On Wed, Nov 23, 2011 at 8:15 AM, Willy Tarreau  wrote:

> Hi,
>
> On Fri, Nov 18, 2011 at 05:48:54PM +0100, Rerngvit Yanggratoke wrote:
> > Hello All,
> > First of all, pardon me if I'm not communicating very well.
> English
> > is not my native language. We are running a static file distribution
> > cluster. The cluster consists of many web servers serving static files
> over
> > HTTP.  We have very large number of files such that a single server
> simply
> > can not keep all files (don't have enough disk space). In particular, a
> > file can be served only from a subset of servers. Each file is uniquely
> > identified by a file's URI. I would refer to this URI later as a key.
> > I am investigating deploying HAProxy as a front end to this
> > cluster.
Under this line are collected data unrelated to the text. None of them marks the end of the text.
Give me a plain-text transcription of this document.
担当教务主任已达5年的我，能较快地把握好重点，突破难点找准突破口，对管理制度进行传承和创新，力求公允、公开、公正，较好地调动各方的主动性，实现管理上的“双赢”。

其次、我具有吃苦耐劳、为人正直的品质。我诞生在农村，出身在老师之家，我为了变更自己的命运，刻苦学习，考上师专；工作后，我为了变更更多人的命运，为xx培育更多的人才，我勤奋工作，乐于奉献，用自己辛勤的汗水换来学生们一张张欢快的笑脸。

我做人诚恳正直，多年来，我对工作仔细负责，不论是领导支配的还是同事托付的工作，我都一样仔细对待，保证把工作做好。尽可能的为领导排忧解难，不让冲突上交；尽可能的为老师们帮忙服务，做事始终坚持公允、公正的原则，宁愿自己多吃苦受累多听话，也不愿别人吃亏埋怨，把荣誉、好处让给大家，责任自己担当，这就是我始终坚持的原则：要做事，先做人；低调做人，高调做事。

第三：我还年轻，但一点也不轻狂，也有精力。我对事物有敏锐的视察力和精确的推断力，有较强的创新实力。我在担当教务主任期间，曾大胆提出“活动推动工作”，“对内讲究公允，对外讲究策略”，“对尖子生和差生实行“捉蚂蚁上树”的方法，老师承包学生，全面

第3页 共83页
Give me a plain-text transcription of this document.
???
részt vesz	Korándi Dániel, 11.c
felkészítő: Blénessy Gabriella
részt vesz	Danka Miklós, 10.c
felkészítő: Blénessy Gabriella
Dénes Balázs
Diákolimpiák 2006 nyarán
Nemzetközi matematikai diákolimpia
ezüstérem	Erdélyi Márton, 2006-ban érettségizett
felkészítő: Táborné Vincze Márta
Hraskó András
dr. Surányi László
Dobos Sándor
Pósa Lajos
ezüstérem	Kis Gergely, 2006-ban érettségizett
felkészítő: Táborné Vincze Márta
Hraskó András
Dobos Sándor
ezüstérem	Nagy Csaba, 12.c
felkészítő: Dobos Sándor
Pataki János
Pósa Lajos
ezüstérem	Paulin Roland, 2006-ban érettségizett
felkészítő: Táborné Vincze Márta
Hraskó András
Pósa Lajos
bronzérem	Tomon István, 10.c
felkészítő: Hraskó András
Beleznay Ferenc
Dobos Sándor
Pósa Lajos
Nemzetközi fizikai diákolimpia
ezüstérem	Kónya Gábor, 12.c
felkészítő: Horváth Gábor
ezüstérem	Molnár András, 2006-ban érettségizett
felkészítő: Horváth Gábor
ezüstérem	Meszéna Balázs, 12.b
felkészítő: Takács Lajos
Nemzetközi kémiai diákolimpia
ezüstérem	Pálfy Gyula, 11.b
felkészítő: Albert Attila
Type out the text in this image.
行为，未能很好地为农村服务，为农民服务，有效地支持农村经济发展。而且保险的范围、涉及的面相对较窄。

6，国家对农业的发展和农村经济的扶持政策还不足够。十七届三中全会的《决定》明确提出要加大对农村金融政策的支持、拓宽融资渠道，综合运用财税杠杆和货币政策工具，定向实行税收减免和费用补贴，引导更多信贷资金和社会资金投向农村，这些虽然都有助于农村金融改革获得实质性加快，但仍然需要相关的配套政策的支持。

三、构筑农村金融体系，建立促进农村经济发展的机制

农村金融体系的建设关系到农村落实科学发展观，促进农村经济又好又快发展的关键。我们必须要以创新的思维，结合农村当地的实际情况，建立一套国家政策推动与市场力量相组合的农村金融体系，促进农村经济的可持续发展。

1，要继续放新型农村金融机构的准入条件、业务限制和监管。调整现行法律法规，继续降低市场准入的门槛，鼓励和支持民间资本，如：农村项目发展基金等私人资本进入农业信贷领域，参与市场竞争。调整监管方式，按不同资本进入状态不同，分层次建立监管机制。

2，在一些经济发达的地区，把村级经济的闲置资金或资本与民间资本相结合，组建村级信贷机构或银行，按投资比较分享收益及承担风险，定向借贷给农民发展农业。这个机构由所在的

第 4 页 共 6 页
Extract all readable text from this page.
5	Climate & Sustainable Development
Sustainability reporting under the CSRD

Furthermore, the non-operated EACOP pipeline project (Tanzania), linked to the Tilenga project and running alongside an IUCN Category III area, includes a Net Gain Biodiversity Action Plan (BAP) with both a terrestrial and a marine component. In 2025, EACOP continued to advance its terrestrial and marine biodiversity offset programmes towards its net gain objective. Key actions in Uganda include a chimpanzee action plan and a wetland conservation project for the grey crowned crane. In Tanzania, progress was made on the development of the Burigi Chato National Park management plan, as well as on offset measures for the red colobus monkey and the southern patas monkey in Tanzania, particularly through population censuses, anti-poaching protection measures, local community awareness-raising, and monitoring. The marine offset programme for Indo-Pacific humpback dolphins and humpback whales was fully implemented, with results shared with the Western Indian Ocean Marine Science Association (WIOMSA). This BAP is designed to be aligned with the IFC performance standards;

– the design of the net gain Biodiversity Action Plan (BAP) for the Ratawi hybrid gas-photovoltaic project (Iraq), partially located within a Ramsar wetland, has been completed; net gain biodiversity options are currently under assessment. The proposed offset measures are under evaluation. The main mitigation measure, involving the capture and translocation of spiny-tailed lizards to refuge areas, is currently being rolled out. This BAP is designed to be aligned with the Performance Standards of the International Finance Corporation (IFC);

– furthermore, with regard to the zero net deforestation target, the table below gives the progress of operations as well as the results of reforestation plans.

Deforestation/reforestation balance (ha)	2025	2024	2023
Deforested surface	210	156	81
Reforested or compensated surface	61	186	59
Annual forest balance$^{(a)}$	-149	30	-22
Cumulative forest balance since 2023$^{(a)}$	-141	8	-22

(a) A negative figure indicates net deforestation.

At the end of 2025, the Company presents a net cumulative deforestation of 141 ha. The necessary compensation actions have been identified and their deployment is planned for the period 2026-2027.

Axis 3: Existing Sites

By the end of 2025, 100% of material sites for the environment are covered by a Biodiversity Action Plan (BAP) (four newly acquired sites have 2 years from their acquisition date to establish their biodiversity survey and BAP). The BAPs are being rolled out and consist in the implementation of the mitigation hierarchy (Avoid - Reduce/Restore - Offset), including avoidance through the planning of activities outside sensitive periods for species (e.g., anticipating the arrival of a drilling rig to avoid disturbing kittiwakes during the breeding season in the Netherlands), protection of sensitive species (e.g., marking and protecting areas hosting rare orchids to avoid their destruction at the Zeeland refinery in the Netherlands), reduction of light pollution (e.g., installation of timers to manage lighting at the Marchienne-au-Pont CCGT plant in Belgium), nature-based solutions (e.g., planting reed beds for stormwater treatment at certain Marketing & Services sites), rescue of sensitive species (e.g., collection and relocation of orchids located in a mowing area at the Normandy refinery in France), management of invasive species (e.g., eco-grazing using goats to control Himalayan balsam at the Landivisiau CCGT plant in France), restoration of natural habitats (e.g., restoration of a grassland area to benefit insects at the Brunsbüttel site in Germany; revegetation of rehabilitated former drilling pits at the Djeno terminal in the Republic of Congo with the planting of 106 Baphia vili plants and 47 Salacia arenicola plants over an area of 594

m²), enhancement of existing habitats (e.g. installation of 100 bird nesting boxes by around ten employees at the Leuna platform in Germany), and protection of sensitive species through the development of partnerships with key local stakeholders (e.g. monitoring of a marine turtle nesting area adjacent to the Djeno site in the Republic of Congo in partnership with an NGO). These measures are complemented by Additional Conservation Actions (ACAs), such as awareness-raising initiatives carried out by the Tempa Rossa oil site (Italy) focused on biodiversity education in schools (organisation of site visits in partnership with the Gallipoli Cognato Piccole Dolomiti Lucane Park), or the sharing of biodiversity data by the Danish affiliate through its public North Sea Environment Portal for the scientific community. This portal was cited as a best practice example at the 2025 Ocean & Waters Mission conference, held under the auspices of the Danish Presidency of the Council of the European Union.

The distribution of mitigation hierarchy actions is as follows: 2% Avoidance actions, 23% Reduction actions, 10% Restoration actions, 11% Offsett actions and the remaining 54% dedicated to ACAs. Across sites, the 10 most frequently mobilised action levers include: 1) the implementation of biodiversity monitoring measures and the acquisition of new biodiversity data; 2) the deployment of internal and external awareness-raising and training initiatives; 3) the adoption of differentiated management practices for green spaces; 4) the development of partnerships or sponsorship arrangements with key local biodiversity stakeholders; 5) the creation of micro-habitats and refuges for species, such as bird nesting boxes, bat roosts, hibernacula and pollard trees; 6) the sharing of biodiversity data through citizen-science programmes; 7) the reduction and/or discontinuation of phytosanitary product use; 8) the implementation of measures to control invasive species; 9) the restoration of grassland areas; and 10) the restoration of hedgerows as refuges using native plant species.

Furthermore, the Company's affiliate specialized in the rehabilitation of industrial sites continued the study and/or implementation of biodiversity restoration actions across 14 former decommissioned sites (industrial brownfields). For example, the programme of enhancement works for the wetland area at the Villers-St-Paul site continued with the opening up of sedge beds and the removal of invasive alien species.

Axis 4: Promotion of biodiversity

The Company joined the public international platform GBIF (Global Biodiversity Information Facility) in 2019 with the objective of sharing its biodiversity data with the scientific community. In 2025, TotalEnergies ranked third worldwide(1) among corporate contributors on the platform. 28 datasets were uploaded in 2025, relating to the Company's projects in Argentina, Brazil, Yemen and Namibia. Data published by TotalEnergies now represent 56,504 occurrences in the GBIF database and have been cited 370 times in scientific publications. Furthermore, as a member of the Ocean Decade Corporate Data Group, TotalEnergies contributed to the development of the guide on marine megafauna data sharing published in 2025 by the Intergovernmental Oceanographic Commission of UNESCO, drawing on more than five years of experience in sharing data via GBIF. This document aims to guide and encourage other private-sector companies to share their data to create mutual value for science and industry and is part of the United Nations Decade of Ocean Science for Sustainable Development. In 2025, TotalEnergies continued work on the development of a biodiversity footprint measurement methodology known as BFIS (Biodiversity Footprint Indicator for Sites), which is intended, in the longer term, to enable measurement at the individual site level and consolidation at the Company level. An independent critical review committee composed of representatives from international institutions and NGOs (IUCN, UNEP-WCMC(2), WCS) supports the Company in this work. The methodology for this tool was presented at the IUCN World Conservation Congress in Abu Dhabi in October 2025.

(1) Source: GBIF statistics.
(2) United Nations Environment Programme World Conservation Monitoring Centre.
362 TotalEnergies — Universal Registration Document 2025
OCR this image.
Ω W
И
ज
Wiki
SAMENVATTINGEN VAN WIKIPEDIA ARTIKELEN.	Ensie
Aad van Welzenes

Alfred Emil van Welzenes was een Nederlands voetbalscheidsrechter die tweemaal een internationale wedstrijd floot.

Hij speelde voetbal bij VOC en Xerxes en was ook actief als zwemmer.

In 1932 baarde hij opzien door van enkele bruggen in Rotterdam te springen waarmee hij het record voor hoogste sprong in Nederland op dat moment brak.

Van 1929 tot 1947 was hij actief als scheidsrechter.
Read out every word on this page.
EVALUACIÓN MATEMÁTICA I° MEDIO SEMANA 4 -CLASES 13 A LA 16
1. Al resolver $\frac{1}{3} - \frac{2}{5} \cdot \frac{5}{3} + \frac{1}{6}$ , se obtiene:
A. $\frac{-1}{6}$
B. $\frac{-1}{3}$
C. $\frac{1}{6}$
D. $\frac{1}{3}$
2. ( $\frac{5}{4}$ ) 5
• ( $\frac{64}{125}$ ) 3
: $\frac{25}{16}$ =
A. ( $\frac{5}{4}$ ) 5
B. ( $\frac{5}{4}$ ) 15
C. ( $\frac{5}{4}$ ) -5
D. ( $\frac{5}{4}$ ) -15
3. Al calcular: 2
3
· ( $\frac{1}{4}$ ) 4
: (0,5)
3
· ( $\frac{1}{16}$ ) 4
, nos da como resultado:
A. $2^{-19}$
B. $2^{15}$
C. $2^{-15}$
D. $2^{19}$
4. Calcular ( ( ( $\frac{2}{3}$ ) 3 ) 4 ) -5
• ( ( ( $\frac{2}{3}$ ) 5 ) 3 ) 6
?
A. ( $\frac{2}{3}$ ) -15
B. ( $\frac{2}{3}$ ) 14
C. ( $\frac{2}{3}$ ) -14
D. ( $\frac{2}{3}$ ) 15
We want HAProxy to provide load balancing and automatic fail
> over.
> > In other words, a request comes first to HAProxy and HAProxy should
> forward
> > the request to appropriate backend server. More precisely, for a
> particular
> > key, there should be at least two servers being forwarded to from HAProxy
> > for the sake of load balancing. My question is what load
> > balancing strategy should I use?
> > I could use hashing(based on key) or consistent hashing. However,
> > each file would end up being served by a single server on a particular
> > moment. That means I wouldn't have load balancing and fail over for a
> > particular key.
>
> This question is much more a question of architecture than of
> configuration.
> What is important is not what you can do with haproxy, but how you want
> your
> service to run. I suspect that if you acquired hardware and bandwidth to
> build
> your service, you have pretty clear ideas of how your files will be
> distributed
> and/or replicated between your servers. You also know whether you'll serve
> millions of files or just a few tens, which means in the first case that
> you
> can safely have one server per URL, and in the later that you would risk
> overloading a server if everybody downloads the same file at a time. Maybe
> you have installed caches to avoid overloading some servers. You have
> probably
> planned what will happen when you add new servers, and what is supposed to
> happen when a server temporarily fails.
>
> All of these are very important questions, they determine whether your site
> will work or fail.
>
> Once you're able to respond to these questions, it becomes much more
> obvious
> what the LB strategy can be, if you want to dedicate server farms to some
> URLs, or load-balance each hash among a few servers because you have a
> particular replication strategy. And once you know what you need, then we
> can study how haproxy can respond to this need. Maybe it can't at all,
> maybe
> it's easy to modify it to respond to your needs, maybe it does respond
> pretty
> well.
>
> My guess from what you describe is that it could make a lot of sense to
> have one layer of haproxy in front of Varnish caches. The first layer of
> haproxy chooses a cache based on a consistent hash of the URL, and each
> varnish is then configured to address a small bunch of servers in round
> robin. But this means that you need to assign servers to farms, and that
> if you lose a varnish, all the servers behind it are lost too.
>
> If your files are present on all servers, it might make sense to use
> varnish as explained above but which would round-robin across all servers.
> That way you make the cache layer and the server layer independant of each
> other. But this can imply complex replication strategies.
>
> As you see, there is no single response, you really need to define how you
> want your architecture to work and to scale first.
>
> Regards,
> Willy
>
>
>


-- 
Best Re

Re: hashing + roundrobin algorithm

2011-11-25 Thread Rerngvit Yanggratoke
Thank you, Baptiste.  Let me elaborate more details then. We have over
three millions of files. Each static file is rather small (< 5MB) and has a
unique identifier used as well as an URL. I referred to this URL as a file
key. The performance goal we want from our system is high availability and
maximizing throughput under a predefined constant latency, for example,
300ms.

I think what you suggest would work if I could change the file's URL. I
would be able to manually divide all files into different groups and create
separated directory paths for each group. Then, based on ACL matching each
group, HAProxy would forward a request to a particular backend running the
roundrobin strategy.

However, I couldn't change the file's URL by adding a prefix. The client
software requesting the files from this cluster are a legacy software. It
is simply not feasible to change it at the moment.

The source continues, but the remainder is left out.